Comprehensive Analysis of Short-Chained Chlorinated Paraffinsand other POPs in Environmental Samples by GCxGC-HR-TOFMS with a Novel Ion Source

Significance of the Topic

The analysis of short-chain chlorinated paraffins (SCCPs) and other persistent organic pollutants (POPs) in environmental samples is critical due to their persistence, bioaccumulation potential, and toxicological effects. State-of-the-art analytical methods are required to resolve complex mixtures of isomers and co-contaminants in matrices such as dust and sediments. Integrating GCxGC with high-resolution TOFMS and a versatile ion source enhances selectivity and sensitivity, supporting regulatory compliance and environmental risk assessment.

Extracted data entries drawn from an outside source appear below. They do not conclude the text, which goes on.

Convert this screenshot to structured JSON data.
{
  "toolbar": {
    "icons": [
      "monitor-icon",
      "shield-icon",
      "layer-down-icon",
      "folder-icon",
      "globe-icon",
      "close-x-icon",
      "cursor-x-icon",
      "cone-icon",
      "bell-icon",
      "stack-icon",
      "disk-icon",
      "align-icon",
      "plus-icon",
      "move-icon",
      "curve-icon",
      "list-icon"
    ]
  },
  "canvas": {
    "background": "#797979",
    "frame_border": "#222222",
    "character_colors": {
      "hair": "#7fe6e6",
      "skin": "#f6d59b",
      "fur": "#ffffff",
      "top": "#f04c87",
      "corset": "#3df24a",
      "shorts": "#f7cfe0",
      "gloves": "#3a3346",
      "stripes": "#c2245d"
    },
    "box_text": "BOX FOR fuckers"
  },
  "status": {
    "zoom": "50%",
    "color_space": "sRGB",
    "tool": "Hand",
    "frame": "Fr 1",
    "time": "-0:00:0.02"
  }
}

Objectives and Study Overview

This work evaluates a prototype dual-chamber ion source operating in electron ionization (EI), positive chemical ionization (PCI), and electron capture negative ionization (ECNI) modes, coupled with comprehensive GCxGC-HR-TOFMS. The primary goals are to develop and optimize analytical protocols for SCCP standards with varying chlorination levels, and to apply the method to real environmental dust samples to demonstrate qualitative screening capabilities.

Instrumentation

• Gas chromatograph: Agilent 7890B with LECO dual-stage quad-jet liquid nitrogen-cooled thermal modulator
• Mass spectrometer: LECO Pegasus GC-HRT+ 4D high-resolution TOFMS, resolving power ≥25 000, mass accuracy ≤1 ppm
• Ion source: novel dual-chamber design supporting EI, PCI (reagent gas CH₄), and ECNI modes without hardware changes

Methodology

Injection was performed in splitless mode (1 µL, 270 °C). Column 1 was Rxi-1ms (30 m × 0.25 mm × 0.25 µm) and Column 2 was DB-XLB (1.2 m × 0.1 mm × 0.1 µm). The primary oven ramped from 100 °C to 300 °C with controlled heating rates, while the secondary oven was offset by +5 °C and followed a complementary program. Modulation period was 4.5 s. Acquisition covered m/z 25–1 000 in ECNI and m/z 15–1 000 in EI at 200 spectra/s. Transfer line and source temperatures were optimized for each ionization mode.

Main Results and Discussion

• Distinct GCxGC patterns were observed for three SCCP standards with 63 % chlorination and varying chain lengths, enabling isomer discrimination via extracted ion chromatograms (XIC) for (M–Cl)⁻ and (M–HCl)⁻ fragments.
• Environmental samples (e-waste dust, household dust, marine sediment SRM) were qualitatively screened under ECNI conditions, confirming the presence of multiple SCCP congeners and co-occurring POPs such as PCBs.
• The novel ion source provided stable high-resolution spectra, with improved sensitivity in negative ion mode compared to conventional ECNI sources, facilitating reliable screening in complex matrices.

Benefits and Practical Applications

This approach delivers:

• Enhanced separation of structurally similar chlorinated compounds through two-dimensional chromatography.
• Superior selectivity and mass accuracy from high-resolution TOFMS, reducing interferences.
• Flexible ionization modes without hardware swaps, streamlining method development for a variety of analyte classes.

These capabilities support environmental monitoring laboratories, regulatory agencies, and research studies focused on POPs distribution and transformation.

Future Trends and Opportunities

Future developments may include:

• Quantitative method validation for SCCPs and other halogenated contaminants in diverse matrices.
• Automation of data processing workflows using advanced deconvolution and machine-learning algorithms to handle large GCxGC-HRMS datasets.
• Integration with complementary techniques (e.g., LC-HRMS) for broader POPs coverage.
• Application to emerging contaminants and suspect screening in environmental and biological samples.

Conclusion

The combination of comprehensive two-dimensional GC, a high-resolution TOFMS, and a novel multi-mode ion source provides a powerful platform for the qualitative analysis of SCCPs and related POPs in complex environmental matrices. The method achieves high separation capacity, sensitive detection, and flexible ionization, paving the way for robust monitoring and future quantitative applications.

References

• Tomy, G.T. (2010). Analysis of Chlorinated Paraffins in Environmental Matrices: The Ultimate Challenge for the Analytical Chemist. In J. de Boer (Ed.), The Handbook of Environmental Chemistry: Chlorinated Paraffins, Vol. 10, pp. 83–106. Springer.